Re: Modifying properties of several objects at the same time



Alle 17:47, venerdà 24 ottobre 2003, Lars Clausen ha scritto:
I also assert that the imaginable possibility of being able to set
multiple values for the same field at the same time (when multiple
objects are selected), is not really a feature that is
needed. Because, if one really wants different values for some
specific property, then one can simply bring up the properties dialog
individually for each object in turn.

Indeed.  That'd be way too confusing a feature...
<daydream>Would be nice though to be able to, say, add 1 to all
linewidths...</daydream> but it's so rarely useful that the interface would
be clutter.


 I'm sorry I don't agree here.

 If you edit a diagram with, say, 20 arrows, and then you decide that the 
arrows must bu thinner or thicker (if I have to put the diagram in my thesis 
I want it to be informative AND _nicelooking_, so this make-up is part of 
diagram editing), you have to click something as 100 buttons, and move across 
menu entries too.

 Further more, I guess that most users do first draw the diagram using 
standard values (the informative part of the action of drawing) and then 
rearrange items and edit properties to their taste and needs (the make-up 
part).

 IMHO this is the mising-feature that introduces more overhead.

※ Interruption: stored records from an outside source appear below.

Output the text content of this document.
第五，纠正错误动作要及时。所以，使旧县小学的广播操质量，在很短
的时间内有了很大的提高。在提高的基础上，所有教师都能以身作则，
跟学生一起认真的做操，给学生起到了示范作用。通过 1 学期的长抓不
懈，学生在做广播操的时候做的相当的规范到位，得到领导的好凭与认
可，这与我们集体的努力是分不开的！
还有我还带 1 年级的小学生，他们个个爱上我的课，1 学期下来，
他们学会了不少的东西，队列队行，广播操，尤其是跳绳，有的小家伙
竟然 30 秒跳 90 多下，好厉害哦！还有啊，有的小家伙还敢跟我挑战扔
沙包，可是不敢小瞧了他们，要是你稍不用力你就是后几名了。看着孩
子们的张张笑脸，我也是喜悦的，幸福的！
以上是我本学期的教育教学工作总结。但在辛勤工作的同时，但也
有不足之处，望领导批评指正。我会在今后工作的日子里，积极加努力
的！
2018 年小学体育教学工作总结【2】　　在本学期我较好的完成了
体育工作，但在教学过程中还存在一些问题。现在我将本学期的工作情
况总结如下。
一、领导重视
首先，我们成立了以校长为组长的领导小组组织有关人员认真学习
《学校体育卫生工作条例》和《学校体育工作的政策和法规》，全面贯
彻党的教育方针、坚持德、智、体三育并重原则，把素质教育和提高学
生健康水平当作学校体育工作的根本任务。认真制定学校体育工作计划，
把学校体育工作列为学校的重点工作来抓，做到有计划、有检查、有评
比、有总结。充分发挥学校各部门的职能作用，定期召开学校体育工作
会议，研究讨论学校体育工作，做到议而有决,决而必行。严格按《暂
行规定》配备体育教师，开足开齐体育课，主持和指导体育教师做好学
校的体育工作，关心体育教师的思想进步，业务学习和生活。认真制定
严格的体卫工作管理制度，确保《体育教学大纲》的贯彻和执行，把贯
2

 Furthermore, I'd love to resecond the proposal of using the program window to 
edit properties of multiple objects, that is:

- say that I have selected 2 text objects (T1 and T2), a box (B1) and a line
  (L1). If I:
 - double click on the text button in the app window and change some text
   properties, this changes are reflected by T1 and T2.
 - If I change the foreground color, all of the four objects get their fgcolor
   changed.
 - If I select a thicker and dashed line, B1 and L1 get such an outline.

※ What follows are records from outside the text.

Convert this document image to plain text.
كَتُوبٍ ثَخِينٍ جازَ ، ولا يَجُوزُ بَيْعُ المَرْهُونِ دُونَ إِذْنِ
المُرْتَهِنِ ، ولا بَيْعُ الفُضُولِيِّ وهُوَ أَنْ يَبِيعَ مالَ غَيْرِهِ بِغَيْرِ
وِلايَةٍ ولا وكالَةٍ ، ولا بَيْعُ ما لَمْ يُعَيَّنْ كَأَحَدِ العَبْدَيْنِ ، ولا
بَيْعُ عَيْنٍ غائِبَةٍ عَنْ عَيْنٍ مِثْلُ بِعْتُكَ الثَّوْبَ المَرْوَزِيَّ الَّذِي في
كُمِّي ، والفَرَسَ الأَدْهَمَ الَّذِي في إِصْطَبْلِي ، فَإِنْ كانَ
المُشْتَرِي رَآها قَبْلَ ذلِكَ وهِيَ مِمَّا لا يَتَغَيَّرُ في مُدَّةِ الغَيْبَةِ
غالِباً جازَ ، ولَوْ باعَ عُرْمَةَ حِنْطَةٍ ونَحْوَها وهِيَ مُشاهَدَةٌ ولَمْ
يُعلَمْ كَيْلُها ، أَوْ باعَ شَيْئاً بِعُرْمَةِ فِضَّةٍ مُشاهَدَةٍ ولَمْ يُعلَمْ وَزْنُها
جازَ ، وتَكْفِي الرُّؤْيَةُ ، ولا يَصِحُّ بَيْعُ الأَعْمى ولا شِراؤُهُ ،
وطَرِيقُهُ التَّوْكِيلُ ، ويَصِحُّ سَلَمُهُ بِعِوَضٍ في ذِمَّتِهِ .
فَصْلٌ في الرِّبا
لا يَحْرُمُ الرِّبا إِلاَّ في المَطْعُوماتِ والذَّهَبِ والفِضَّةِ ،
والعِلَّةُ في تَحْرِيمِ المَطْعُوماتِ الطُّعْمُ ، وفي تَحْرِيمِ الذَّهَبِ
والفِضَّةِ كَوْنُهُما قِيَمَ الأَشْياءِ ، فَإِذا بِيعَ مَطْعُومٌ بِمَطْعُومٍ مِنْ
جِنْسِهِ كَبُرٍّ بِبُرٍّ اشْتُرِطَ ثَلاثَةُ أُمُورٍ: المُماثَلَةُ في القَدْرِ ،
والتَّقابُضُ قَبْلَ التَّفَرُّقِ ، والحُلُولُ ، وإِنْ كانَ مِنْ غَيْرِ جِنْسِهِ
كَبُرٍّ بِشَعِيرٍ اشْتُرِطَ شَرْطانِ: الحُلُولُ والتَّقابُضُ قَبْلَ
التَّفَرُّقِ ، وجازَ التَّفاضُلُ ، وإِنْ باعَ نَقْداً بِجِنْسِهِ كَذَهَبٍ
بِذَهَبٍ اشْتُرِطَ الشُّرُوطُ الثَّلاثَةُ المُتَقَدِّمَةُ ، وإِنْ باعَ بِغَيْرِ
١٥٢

 This approach has 2 advantages:

 - NO work at all needed at the interface level (as the interface is already
   there). If you want to make things harder, you could provide some visual  
   hint about the fact that selected object don't share one of their
   properties' values, for example "shading" the corresponding widget in the
   application window).
 - This is far more intuitive than the others.